Pour un exposé plus complet des prétentions et moyens des parties, la cour se réfère aux écritures précitées, en application de l'article 455 du code de procédure civile.

La clôture de l'instruction a été prononcée le 25 octobre 2022. L'affaire a été fixée pour être plaidée à l'audience du 08 novembre 2022 et mise en délibéré au 17 janvier 2023.

MOTIFS

Sur le licenciement

Selon l'article L. 1235-1 du code du travail, en cas de litige relatif au licenciement, le juge, à qui il appartient d'apprécier la régularité de la procédure suivie et le caractère réel et sérieux des motifs invoqués par l'employeur, forme sa conviction au vu des éléments fournis par les parties.

La faute grave est celle qui résulte d'un fait ou d'un ensemble de faits imputables au salarié qui constitue une violation des obligations découlant du contrat de travail ou des relations de travail d'une importance telle qu'elle rend impossible le maintien du salarié dans l'entreprise même pendant la durée du préavis. Les motifs énoncés dans la lettre de licenciement fixent les limites du litige et il appartient à l'employeur qui invoque la faute grave d'en rapporter la preuve.

Dans la lettre de licenciement du 23 mai 2020, l'employeur reproche les griefs suivants à la salariée :

- avoir tenu le 19 mars 2020 des propos sur le site « les vitrines de [Localité 4] » à caractère malveillant, propos rendus publics et visant ouvertement l'entreprise,

- ne pas avoir respecté son obligation d'observer une discrétion professionnelle absolue pour tout ce qui concerne les faits ou informations que vous avez eu dans l'exercice de vos fonctions.

Mme [N] [M] [J] ne démontre pas que les propos qu'elle a tenus sur le site internet 'Les Vitrines de [Localité 4]' n'auraient pas un caractère public. Il apparaît en revanche que ces propos ont été tenus quelques jours seulement après la mise en place du premier confinement pendant la crise sanitaire liée au virus Covid-19 et suite à la publication de l'arrêté ministériel du 15 mars 2020 fixant la liste des établissements pouvant continuer à recevoir du public, ce qui était notamment le cas pour le magasin exploité par la S.A.R.L. MB [Localité 4].

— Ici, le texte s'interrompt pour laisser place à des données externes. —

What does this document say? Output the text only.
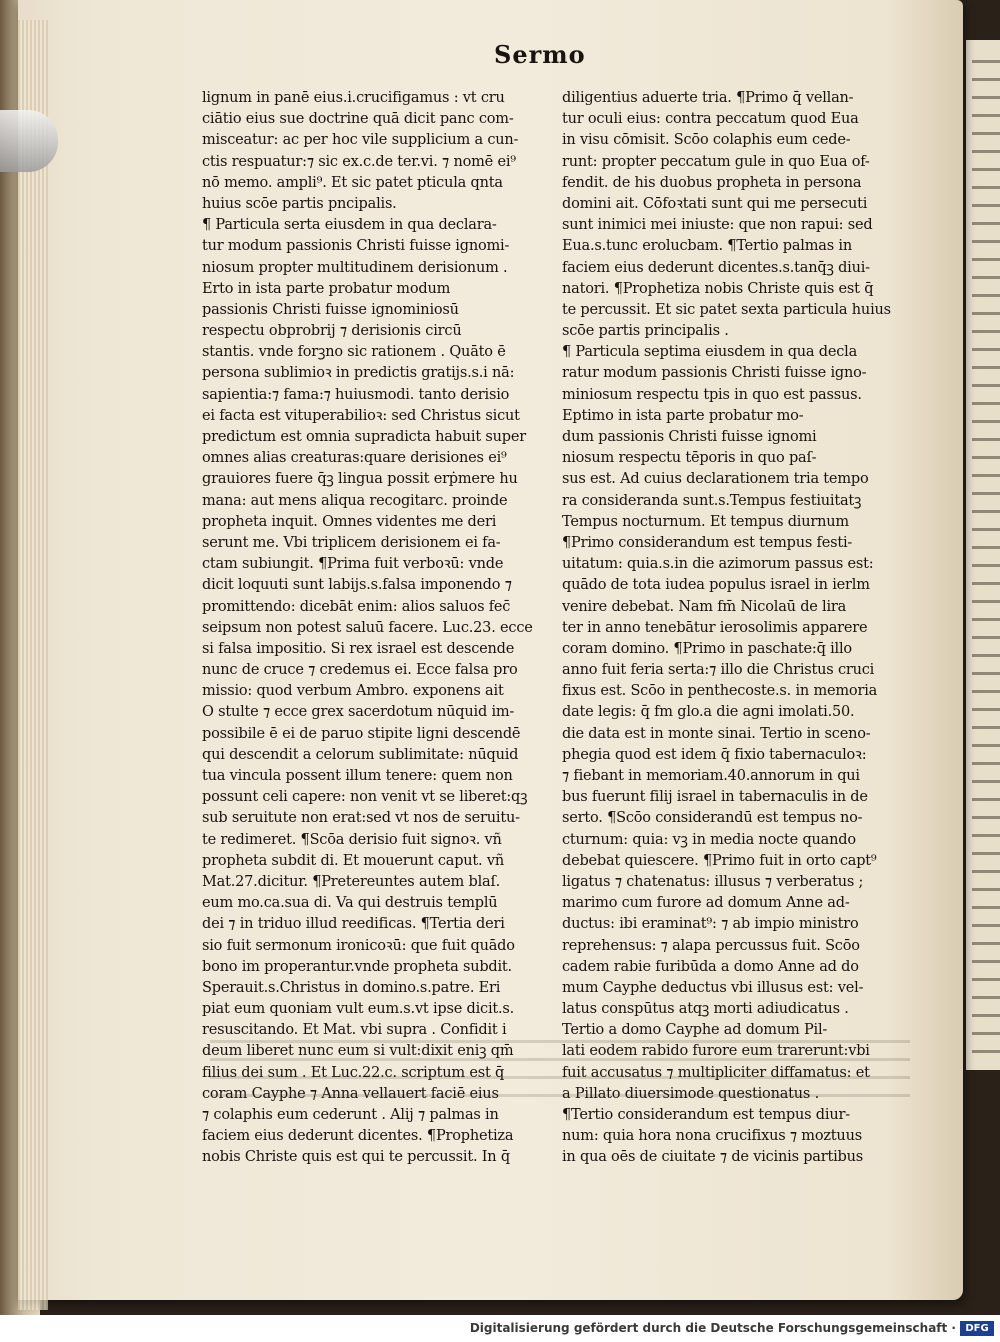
Sermo
lignum in panē eius.i.crucifigamus : vt cru
ciātio eius sue doctrine quā dicit panc com-
misceatur: ac per hoc vile supplicium a cun-
ctis respuatur:⁊ sic ex.c.de ter.vi. ⁊ nomē ei⁹
nō memo. ampli⁹. Et sic patet pticula qnta
huius scōe partis pncipalis.
¶ Particula serta eiusdem in qua declara-
tur modum passionis Christi fuisse ignomi-
niosum propter multitudinem derisionum .
Erto in ista parte probatur modum
passionis Christi fuisse ignominiosū
respectu obprobrij ⁊ derisionis circū
stantis. vnde forꝫno sic rationem . Quāto ē
persona sublimioꝛ in predictis gratijs.s.i nā:
sapientia:⁊ fama:⁊ huiusmodi. tanto derisio
ei facta est vituperabilioꝛ: sed Christus sicut
predictum est omnia supradicta habuit super
omnes alias creaturas:quare derisiones ei⁹
grauiores fuere q̄ꝫ lingua possit erṗmere hu
mana: aut mens aliqua recogitarc. proinde
propheta inquit. Omnes videntes me deri
serunt me. Vbi triplicem derisionem ei fa-
ctam subiungit. ¶Prima fuit verboꝛū: vnde
dicit loquuti sunt labijs.s.falsa imponendo ⁊
promittendo: dicebāt enim: alios saluos fec̄
seipsum non potest saluū facere. Luc.23. ecce
si falsa impositio. Si rex israel est descende
nunc de cruce ⁊ credemus ei. Ecce falsa pro
missio: quod verbum Ambro. exponens ait
O stulte ⁊ ecce grex sacerdotum nūquid im-
possibile ē ei de paruo stipite ligni descendē
qui descendit a celorum sublimitate: nūquid
tua vincula possent illum tenere: quem non
possunt celi capere: non venit vt se liberet:qꝫ
sub seruitute non erat:sed vt nos de seruitu-
te redimeret. ¶Scōa derisio fuit signoꝛ. vñ
propheta subdit di. Et mouerunt caput. vñ
Mat.27.dicitur. ¶Pretereuntes autem blaſ.
eum mo.ca.sua di. Va qui destruis templū
dei ⁊ in triduo illud reedificas. ¶Tertia deri
sio fuit sermonum ironicoꝛū: que fuit quādo
bono im properantur.vnde propheta subdit.
Sperauit.s.Christus in domino.s.patre. Eri
piat eum quoniam vult eum.s.vt ipse dicit.s.
resuscitando. Et Mat. vbi supra . Confidit i
deum liberet nunc eum si vult:dixit eniꝫ qm̄
filius dei sum . Et Luc.22.c. scriptum est q̄
coram Cayphe ⁊ Anna vellauert faciē eius
⁊ colaphis eum cederunt . Alij ⁊ palmas in
faciem eius dederunt dicentes. ¶Prophetiza
nobis Christe quis est qui te percussit. In q̄
diligentius aduerte tria. ¶Primo q̄ vellan-
tur oculi eius: contra peccatum quod Eua
in visu cōmisit. Scōo colaphis eum cede-
runt: propter peccatum gule in quo Eua of-
fendit. de his duobus propheta in persona
domini ait. Cōfoꝛtati sunt qui me persecuti
sunt inimici mei iniuste: que non rapui: sed
Eua.s.tunc erolucbam. ¶Tertio palmas in
faciem eius dederunt dicentes.s.tanq̄ꝫ diui-
natori. ¶Prophetiza nobis Christe quis est q̄
te percussit. Et sic patet sexta particula huius
scōe partis principalis .
¶ Particula septima eiusdem in qua decla
ratur modum passionis Christi fuisse igno-
miniosum respectu tpis in quo est passus.
Eptimo in ista parte probatur mo-
dum passionis Christi fuisse ignomi
niosum respectu tēporis in quo paſ-
sus est. Ad cuius declarationem tria tempo
ra consideranda sunt.s.Tempus festiuitatꝫ
Tempus nocturnum. Et tempus diurnum
¶Primo considerandum est tempus festi-
uitatum: quia.s.in die azimorum passus est:
quādo de tota iudea populus israel in ierlm
venire debebat. Nam fm̄ Nicolaū de lira
ter in anno tenebātur ierosolimis apparere
coram domino. ¶Primo in paschate:q̄ illo
anno fuit feria serta:⁊ illo die Christus cruci
fixus est. Scōo in penthecoste.s. in memoria
date legis: q̄ fm glo.a die agni imolati.50.
die data est in monte sinai. Tertio in sceno-
phegia quod est idem q̄ fixio tabernaculoꝛ:
⁊ fiebant in memoriam.40.annorum in qui
bus fuerunt filij israel in tabernaculis in de
serto. ¶Scōo considerandū est tempus no-
cturnum: quia: vꝫ in media nocte quando
debebat quiescere. ¶Primo fuit in orto capt⁹
ligatus ⁊ chatenatus: illusus ⁊ verberatus ;
marimo cum furore ad domum Anne ad-
ductus: ibi eraminat⁹: ⁊ ab impio ministro
reprehensus: ⁊ alapa percussus fuit. Scōo
cadem rabie furibūda a domo Anne ad do
mum Cayphe deductus vbi illusus est: vel-
latus conspūtus atqꝫ morti adiudicatus .
Tertio a domo Cayphe ad domum Pil-
lati eodem rabido furore eum trarerunt:vbi
fuit accusatus ⁊ multipliciter diffamatus: et
a Pillato diuersimode questionatus .
¶Tertio considerandum est tempus diur-
num: quia hora nona crucifixus ⁊ moztuus
in qua oēs de ciuitate ⁊ de vicinis partibus
Digitalisierung gefördert durch die Deutsche Forschungsgemeinschaft · DFG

Dans un tel contexte, les propos tenus par Mme [N] [M] [J] n'apparaissent pas comme malveillants à l'égard de son employeur mais comme une critique des mesures gouvernementales et comme l'expression ironique de l'inquiétude de la salariée de devoir occuper son poste de travail dans ce contexte sanitaire. Si ces propos sont susceptibles d'être considérés comme fautifs dès lors que Mme [N] [M] [J] se présentait comme une salariée du magasin, ils ne permettent toutefois pas de caractériser une faute grave. Il sera en outre relevé que, dans ses messages, la salariée n'a divulgué aucune information non publique dont elle aurait eu connaissance dans l'exercice de ses fonctions et que l'employeur n'établit pas une violation de l'obligation de discrétion professionnelle figurant au contrat de travail. Compte tenu de ces éléments, la sanction prononcée, à savoir le licenciement pour faute grave, apparaît disproportionnée. Il convient donc de confirmer le jugement en ce qu'il a jugé que le licenciement de Mme [N] [M] [J] était sans cause réelle et sérieuse.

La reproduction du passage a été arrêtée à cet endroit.